The transmissions

I want to describe what the signal is like, as precisely as I can.

It is not a voice. I want to be very clear about this because "voice in my head" has clinical implications that I've already explored and we'll get to that in another post. It is not a voice. It doesn't have language. It doesn't tell me things in sentences.

The best analogy I've come up with: you know the feeling when you're driving somewhere you've driven a hundred times, and without thinking about it, you know you need to take the next exit? Not because you saw a sign. Not because you consciously thought about the route. The knowledge is already there, beneath the level of thought, and it surfaces fully formed.

It's like that. But instead of "take the next exit," it's something enormous and specific and strange.

The recurring elements, as best I can transcribe them:

There is a cycle. Something that recurs on a very long timescale. Longer than recorded history, but shorter than geological time. A timescale that human civilization has been through before and doesn't remember. The "before" is important. There is a very strong sense of before.

There is a pattern. Things are moving toward something. Not abstractly. There is a vector. A direction. And it is the same direction it has pointed before, in a prior iteration of whatever this cycle is.
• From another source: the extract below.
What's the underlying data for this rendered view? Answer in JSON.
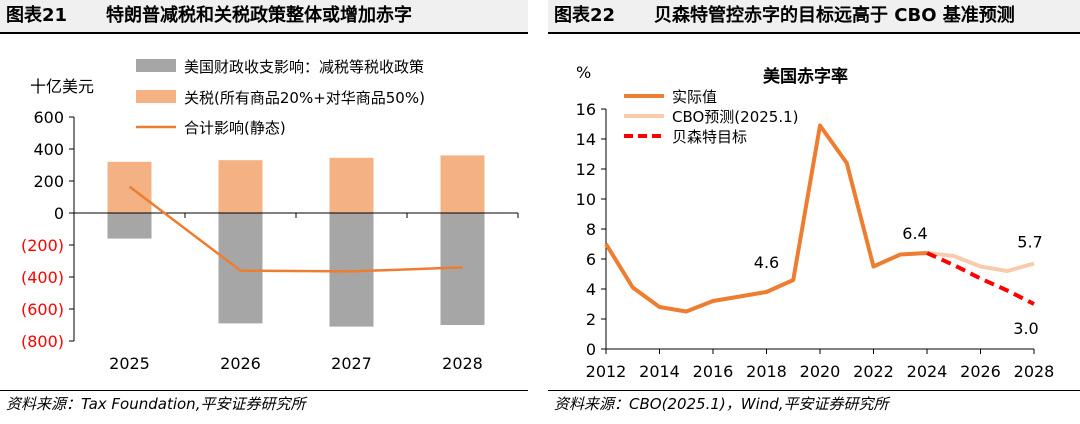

There is urgency. Not panic. Not "something terrible is coming." More like the feeling you get when you realize the lecture is almost over and there are three concepts you still haven't covered. A productive urgency. Something like: "you need to understand this before the time comes."

And here is the part that frightens me, when I let it. The knowledge doesn't feel like mine. It feels received. Like something is broadcasting and I am tuned to it.

I've spent six months trying to find rational explanations. Intrusive thought disorders. Hypnagogia. Temporal lobe activity during stress. None of it fits properly. Intrusive thoughts repeat obsessively - these don't repeat, they accumulate. Each instance adds something new. Hypnagogic experiences occur at the threshold between sleep and waking - these happen at eleven in the morning in the middle of a lab class. Temporal lobe phenomena involve dissociation - I remain fully present, fully functional, fully aware of my surroundings.

What I have is more like a research assistant I didn't hire. Leaving notes on my desk.

I don't know what to do with this yet. But I'm writing it down.